En quête de son enfant, coûte que coûte
Certaines femmes, aidées par des personnes de la communauté ou des organisations comme le CICR, parviennent quand même à engager des recherches et à retrouver la trace de leurs enfants. C'est le cas d'Ana.
Mais cela ne signifie pas qu'elles sont arrivées au bout de leurs peines. "Encore faut-il qu'elles parviennent à y aller", souligne Pascale Bourgaux.
Beaucoup d'enfants sont adoptés illégalement
Ana, elle, a dû mentir à sa famille, en prétextant la participation à un colloque de victimes. Elle a pris l'avion pour se rendre dans l'orphelinat où vit sa fille. Ana n'a eu que 48 heures pour faire les papiers de reconnaissance de maternité, afin que sa fille ne soit pas adoptée.
D'autres femmes et enfants n'ont pas cette chance. "Beaucoup d'enfants sont adoptés illégalement", note Pascale Bourgaux. "Les mamans ne sont jamais au courant. Certaines mamans savent que leur enfant a été adopté, mais n'arriveront jamais à le récupérer, sauf aide internationale."

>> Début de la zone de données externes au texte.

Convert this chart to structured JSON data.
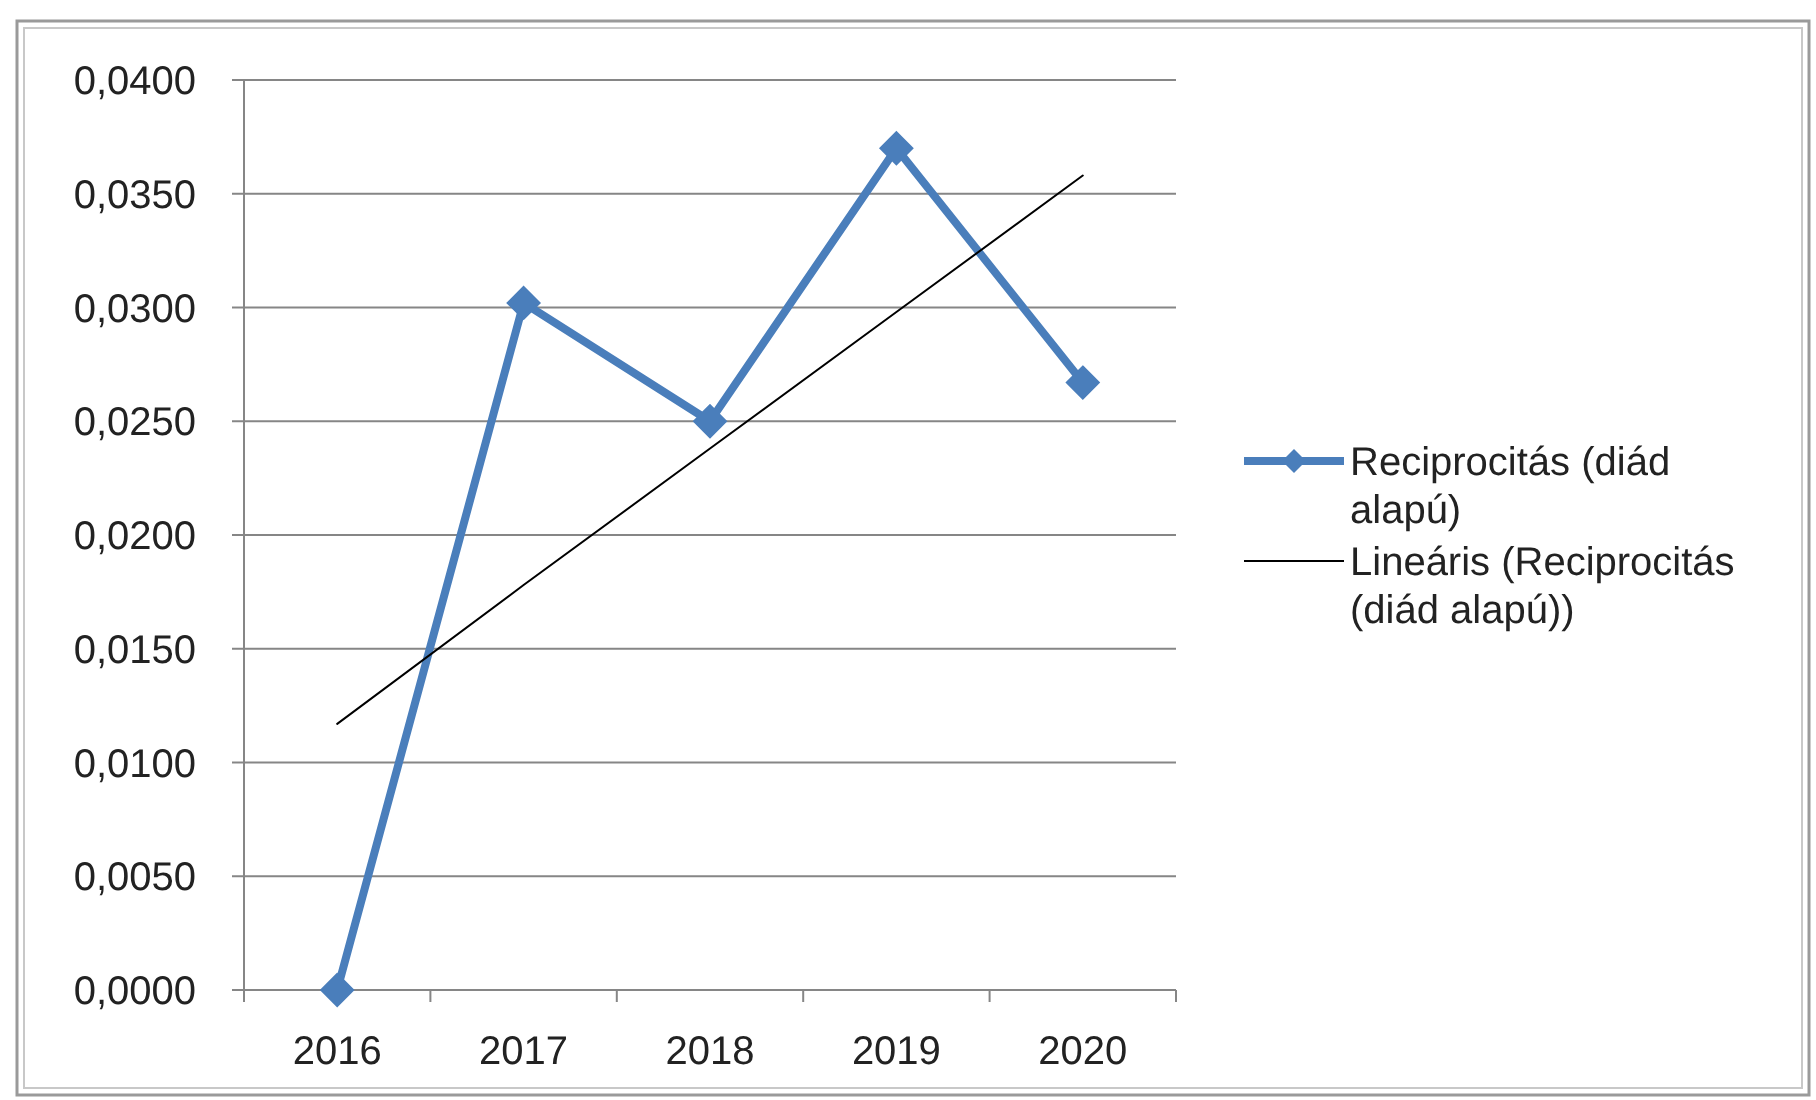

Restées aux côtés de leurs ravisseurs
Toutes les détenues n'ont pas été libérées depuis 2019 et la chute du groupe Etat islamique en Irak. Certaines ont été emmenées par des djihadistes à l'étranger, en Arabie saoudite, en Tchétchénie ou au Yémen. "D'autres, sachant qu'elles devraient abandonner leurs enfants si elles revenaient dans leurs familles, ont décidé de rester avec leurs bourreaux. Elles ont préféré rester avec leur violeur pour ne pas perdre leur enfant", note la réalisatrice.
Ce rejet d'enfants issus de viols se retrouve partout autour du globe, ajoute-t-elle, précisant que son film n'est pas à charge contre les Yézidis. Au contraire, il a pour vocation d'amener cette communauté "à réfléchir à ce problème". Pascale Bourgaux ajoute que certains Yézidis "modérés" sont partisans de l'intégration de cette progéniture bannie.